McAdam also coded "biographical availability" through information on participants' current employment, marital, and educational status. McAdam worries however that the variation in biographical availability is small among those who applied compared to the wider population`, which may make it difficult to use this variable meaningfully.
The paper shows that there were not major difference between participants and withdrawals in terms of attitudinal differences. Applications were essentially all interested in supporting the civil rights movement. Strong feelings or "attitudinal affinity" were necessary, but not sufficient. "Biographical ability" (or the ability to go) was seen as similar. What he does find that participants belonged to more organizations and more politically-focused organizations than the withdrawals.
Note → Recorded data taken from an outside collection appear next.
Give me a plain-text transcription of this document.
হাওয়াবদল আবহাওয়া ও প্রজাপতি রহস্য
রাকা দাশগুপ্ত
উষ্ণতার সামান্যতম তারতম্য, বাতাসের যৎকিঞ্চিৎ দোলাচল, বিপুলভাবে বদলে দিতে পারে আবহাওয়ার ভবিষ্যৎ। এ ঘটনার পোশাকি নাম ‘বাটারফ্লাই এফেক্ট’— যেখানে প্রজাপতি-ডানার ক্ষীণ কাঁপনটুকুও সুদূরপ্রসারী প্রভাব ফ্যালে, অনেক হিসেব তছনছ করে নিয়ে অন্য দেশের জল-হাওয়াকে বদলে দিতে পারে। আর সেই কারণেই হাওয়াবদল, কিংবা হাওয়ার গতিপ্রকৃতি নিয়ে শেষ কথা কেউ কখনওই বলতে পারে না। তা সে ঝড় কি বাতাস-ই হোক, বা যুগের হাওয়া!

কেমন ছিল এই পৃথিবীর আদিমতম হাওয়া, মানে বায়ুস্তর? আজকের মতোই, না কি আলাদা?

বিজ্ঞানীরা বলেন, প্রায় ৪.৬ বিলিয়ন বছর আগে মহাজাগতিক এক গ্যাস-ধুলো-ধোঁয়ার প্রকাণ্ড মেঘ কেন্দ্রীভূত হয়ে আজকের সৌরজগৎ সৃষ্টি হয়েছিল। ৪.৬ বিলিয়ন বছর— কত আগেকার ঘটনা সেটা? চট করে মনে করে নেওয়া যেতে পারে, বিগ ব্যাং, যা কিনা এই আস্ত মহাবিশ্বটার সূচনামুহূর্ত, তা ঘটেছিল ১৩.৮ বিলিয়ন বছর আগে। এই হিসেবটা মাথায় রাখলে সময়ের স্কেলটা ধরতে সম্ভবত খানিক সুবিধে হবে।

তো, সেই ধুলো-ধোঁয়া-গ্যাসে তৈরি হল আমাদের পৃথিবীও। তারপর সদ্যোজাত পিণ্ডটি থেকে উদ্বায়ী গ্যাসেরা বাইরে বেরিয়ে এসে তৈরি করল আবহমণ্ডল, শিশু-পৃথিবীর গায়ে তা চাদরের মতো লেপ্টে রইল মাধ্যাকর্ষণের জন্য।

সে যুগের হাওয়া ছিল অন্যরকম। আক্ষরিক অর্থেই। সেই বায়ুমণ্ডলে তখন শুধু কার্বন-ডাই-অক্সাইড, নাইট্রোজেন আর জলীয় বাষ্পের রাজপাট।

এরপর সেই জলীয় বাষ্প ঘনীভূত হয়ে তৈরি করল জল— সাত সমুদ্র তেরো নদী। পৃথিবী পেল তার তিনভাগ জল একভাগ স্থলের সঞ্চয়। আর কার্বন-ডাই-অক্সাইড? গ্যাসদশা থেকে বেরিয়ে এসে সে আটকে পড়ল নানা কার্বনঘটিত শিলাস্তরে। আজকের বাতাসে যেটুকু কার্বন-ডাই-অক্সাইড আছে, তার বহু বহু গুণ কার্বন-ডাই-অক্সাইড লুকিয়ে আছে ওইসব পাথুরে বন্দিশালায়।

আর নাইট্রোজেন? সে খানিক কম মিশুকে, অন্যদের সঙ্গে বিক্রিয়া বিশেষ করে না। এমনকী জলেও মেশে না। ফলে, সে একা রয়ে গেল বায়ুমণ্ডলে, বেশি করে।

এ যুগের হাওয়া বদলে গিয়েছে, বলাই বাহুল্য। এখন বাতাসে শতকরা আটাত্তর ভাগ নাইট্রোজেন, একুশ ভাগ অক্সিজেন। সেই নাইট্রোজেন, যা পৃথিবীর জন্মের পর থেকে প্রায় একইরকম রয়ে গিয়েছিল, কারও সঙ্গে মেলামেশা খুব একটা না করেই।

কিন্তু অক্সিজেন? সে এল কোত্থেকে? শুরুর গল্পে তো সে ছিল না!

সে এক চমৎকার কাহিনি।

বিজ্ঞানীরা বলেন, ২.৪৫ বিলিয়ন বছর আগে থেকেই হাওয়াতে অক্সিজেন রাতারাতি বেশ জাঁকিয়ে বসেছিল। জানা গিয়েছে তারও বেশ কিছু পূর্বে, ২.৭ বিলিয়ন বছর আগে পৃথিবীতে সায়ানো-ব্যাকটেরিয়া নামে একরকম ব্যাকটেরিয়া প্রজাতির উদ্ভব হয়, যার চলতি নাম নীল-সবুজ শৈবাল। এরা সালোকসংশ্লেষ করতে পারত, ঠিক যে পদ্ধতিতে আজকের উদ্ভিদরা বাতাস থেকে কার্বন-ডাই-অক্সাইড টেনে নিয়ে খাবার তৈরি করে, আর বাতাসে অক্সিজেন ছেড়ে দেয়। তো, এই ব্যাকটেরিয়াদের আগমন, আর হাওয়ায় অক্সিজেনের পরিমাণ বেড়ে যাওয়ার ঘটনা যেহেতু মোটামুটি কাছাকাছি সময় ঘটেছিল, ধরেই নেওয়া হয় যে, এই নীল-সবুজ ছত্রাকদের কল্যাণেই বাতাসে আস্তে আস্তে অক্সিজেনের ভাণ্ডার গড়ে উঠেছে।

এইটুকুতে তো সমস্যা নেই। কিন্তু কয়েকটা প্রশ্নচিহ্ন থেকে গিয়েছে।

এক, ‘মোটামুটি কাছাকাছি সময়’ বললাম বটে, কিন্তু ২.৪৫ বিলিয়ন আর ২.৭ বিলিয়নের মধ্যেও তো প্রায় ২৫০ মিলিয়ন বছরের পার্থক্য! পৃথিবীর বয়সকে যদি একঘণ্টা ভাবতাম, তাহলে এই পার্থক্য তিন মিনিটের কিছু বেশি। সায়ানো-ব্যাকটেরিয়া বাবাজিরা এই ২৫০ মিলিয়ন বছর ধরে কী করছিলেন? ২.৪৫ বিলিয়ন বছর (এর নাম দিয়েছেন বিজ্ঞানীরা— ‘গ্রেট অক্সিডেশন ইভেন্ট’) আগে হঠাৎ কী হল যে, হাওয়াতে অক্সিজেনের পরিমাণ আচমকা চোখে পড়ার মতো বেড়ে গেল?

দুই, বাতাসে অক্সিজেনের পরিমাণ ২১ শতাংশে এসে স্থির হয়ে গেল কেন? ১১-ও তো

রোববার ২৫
He also saw that strong ties with other participants had a strong effect.
McAdam notes several limitations:
- it's possible that participants in Freedom Summer were naive about the high risks
- it's possible that attitudinal differences betwen participants and people who withdrew are actually related to prior experience with activism
- the study doesn't include non-applicants
Theoretical and practical relevance:
The paper is reasonable well-known and has been cited hundreds of times, largely in the sociological literature on social movements. The work in the paper was expanded upon in Doug Adam's book, Freedom Summer.
- McCarthy, John D., and Mayer N. Zald. 1977. “Resource Mobilization and Social Movements: A Partial Theory.” American Journal of Sociology 82 (6): 1212–41.
- Snow, D. A., Zurcher Jr, L. A., & Ekland-Olson, S. (1980). Social networks and social movements: A microstructural approach to differential recruitment. American sociological review, 787-801.